Weekend blog, item from the past, #6.

June 13, 1990.

Korea has come and gone. Like the rest of Korea -- the rest that I saw out of my train windows -- Seoul was ringed by low mountains green and brown, stubby and not-so-distant. Central Seoul reminded me more of a Western city than either Osaka or Tokyo: wide streets, large sidewalks, towering buildings and a crush of cars. Largest non-highway streets I've ever seen, some of them. Twelve lanes, sometimes, crossable by underpasses. This size has the effect of absorbing the constant flow of cars, segregating them from pedestrians. Even buses keep to their place.

Thursday, June 7, I did my main sightseeing, on a warm, clear day. In Pagoda Park, the first place I went, I was buttonholed by some friendly college students, eager for free English practice. They treated me to some Korean wine -- like weak sake -- bought from a gnarled old woman, a streetside vendor. Out from its white plastic bottle into plastic cups that the students had, and from there to our stomachs. Not bad.

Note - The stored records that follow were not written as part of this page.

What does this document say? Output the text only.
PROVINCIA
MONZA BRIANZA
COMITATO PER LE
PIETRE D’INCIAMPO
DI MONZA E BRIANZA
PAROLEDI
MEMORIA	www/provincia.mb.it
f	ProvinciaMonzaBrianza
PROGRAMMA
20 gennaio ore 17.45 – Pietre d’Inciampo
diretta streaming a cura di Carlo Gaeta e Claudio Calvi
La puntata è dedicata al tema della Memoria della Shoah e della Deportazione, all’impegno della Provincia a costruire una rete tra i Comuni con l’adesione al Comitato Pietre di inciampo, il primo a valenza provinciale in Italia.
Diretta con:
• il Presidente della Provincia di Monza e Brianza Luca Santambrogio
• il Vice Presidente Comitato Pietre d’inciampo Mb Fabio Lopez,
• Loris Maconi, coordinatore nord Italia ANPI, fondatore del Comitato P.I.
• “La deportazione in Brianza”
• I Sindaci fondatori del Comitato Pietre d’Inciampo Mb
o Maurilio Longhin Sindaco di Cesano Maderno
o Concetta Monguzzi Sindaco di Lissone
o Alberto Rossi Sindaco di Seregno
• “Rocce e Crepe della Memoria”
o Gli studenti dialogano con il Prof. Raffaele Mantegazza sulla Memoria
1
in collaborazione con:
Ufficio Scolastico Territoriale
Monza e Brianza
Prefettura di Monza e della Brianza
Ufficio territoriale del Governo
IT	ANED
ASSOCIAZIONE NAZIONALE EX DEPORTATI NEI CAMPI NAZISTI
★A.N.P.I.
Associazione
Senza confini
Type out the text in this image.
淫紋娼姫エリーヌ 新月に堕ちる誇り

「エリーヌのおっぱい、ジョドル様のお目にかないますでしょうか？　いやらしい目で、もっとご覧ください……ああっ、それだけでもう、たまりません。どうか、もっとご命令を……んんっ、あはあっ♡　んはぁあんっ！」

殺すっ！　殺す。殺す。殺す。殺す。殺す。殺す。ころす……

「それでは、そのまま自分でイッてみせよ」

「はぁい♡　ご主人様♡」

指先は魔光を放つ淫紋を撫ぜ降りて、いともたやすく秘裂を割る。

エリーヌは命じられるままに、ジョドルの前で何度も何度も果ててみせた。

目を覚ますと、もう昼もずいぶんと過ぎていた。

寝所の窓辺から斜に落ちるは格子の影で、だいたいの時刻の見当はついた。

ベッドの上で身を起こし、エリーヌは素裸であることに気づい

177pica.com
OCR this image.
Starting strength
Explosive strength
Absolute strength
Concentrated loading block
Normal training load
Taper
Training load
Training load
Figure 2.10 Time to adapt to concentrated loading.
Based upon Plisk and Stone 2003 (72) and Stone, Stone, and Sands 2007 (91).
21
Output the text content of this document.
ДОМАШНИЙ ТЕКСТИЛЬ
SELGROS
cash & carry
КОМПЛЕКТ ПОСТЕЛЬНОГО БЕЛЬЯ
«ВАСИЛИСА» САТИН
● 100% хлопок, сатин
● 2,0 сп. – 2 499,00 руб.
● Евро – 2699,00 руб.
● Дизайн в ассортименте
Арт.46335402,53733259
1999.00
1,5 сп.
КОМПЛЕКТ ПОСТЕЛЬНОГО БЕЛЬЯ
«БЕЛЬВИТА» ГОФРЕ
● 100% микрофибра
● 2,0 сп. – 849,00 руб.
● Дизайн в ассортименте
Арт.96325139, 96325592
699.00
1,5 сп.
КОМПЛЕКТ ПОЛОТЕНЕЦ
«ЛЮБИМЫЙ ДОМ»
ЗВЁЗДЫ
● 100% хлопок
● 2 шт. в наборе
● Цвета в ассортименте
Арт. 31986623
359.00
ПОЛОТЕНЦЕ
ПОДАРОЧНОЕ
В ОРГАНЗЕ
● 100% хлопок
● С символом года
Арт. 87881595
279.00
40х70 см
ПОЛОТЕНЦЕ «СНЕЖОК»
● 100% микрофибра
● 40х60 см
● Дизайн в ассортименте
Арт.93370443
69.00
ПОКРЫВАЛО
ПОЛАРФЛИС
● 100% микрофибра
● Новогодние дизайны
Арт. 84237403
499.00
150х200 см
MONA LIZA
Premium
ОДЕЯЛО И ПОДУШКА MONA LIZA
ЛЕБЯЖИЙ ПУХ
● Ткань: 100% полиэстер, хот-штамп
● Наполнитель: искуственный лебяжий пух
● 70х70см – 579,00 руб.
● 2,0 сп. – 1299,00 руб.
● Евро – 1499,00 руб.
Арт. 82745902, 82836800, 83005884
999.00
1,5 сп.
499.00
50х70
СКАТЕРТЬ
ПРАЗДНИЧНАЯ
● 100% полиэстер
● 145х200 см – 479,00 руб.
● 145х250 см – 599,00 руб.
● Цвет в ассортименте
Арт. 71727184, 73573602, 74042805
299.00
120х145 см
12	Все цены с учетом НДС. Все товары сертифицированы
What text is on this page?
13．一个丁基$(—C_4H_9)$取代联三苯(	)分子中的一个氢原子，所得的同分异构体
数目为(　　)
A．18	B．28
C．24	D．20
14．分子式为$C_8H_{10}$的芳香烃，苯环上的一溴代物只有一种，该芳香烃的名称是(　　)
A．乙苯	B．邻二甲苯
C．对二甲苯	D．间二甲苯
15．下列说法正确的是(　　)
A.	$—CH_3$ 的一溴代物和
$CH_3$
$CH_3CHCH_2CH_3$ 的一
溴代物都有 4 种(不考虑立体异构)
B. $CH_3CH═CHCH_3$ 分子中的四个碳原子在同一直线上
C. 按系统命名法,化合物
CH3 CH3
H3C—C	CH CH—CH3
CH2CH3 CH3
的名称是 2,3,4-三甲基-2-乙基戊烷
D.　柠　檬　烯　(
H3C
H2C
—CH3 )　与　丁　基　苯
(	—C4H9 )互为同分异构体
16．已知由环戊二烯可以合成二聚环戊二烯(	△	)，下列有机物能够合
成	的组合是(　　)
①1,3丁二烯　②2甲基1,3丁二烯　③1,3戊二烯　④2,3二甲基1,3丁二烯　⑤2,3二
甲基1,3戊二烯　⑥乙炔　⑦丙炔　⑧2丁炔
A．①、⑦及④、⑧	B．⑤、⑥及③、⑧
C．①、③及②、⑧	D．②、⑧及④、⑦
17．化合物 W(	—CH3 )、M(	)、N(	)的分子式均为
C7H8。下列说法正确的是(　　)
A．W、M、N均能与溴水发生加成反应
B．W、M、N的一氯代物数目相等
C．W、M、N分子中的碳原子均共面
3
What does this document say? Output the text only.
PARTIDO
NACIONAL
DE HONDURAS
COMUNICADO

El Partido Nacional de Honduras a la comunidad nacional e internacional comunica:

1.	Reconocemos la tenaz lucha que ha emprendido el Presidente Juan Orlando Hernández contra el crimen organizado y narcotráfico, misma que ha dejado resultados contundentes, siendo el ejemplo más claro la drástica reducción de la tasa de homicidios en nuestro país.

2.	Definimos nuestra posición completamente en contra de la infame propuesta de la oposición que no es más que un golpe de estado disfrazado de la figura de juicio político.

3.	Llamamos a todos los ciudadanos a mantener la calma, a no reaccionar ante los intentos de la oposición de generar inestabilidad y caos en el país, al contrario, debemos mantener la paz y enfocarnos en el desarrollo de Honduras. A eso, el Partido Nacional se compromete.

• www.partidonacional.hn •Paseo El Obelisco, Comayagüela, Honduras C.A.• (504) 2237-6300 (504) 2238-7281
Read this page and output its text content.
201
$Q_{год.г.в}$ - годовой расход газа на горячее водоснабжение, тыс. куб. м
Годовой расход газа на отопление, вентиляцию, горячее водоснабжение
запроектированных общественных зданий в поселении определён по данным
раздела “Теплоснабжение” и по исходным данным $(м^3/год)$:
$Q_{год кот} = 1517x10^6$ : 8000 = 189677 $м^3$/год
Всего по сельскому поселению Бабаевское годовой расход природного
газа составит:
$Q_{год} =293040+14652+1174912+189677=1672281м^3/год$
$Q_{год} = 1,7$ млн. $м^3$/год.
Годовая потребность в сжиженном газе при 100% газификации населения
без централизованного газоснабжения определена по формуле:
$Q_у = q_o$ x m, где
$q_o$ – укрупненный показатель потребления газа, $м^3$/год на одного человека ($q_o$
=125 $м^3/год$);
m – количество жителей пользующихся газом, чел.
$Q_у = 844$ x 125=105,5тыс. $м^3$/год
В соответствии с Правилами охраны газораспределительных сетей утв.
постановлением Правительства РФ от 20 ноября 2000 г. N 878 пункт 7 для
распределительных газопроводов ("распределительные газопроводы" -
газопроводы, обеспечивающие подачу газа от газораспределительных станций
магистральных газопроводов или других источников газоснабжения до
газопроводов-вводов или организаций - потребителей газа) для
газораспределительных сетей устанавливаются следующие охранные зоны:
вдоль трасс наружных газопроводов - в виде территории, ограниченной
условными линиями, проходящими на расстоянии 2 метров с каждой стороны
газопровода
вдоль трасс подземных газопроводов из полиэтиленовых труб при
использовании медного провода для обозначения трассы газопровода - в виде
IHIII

Entered Changgyonggdong, the main palace of the Korean kings of old, in the 19th century at least. Took the tour in English -- a sort of English, with the petite, pretty guide putting her mouth directly into a small, colorful bullhorn. It came out like bad radio, but I hardly minded, since I could read the signs anyway, which were in Korean and English. The tour stopped while a TV production company filmed a scene or two from an historic epic, or historic drama, or something.

In it (I was told), the second-to-last king of Korea was taking his son away in a carriage. A very polished and European-looking carriage, and except for the multicolored and flowing robes of the distressed courtiers surrounding the carriage, you’d never know it was a Korean scene. The courtiers were sore upset about seeing the king and his son go, and moaned realistically on cue. The plot had something to do with the son going off to Japan to be a hostage. Pretty much any Korean epic set in the late 19th century is going to have the Japanese as villains, as well it should, I figure.

The human actors turned on and off, on cue. The horses weren't so disciplined. The director -- or at least the guy with a bigger bullhorn than my guide -- went over to whack the beasts a time or two.

I watched a fair amount of AFKN television in my YMCA hotel room, especially The Longest Day on June 6. No commercials on Armed Forces television; no standard commercials, anyway, but a fair number of "military commercials," such as the one that detailed allowable hairstyles for both male and female enlisted members of the armed forces. There was also a bulletin about prohibited places and times for those in service, places that sounded like bar-heavy districts with high potential for late-night fights among soldiers, or between soldiers and Koreans.

My last full day in town, June 8, it rained most of the time. Went out for lunch & tea and met some more students. Talked a while. But mostly I was in my room, reading and watching TV.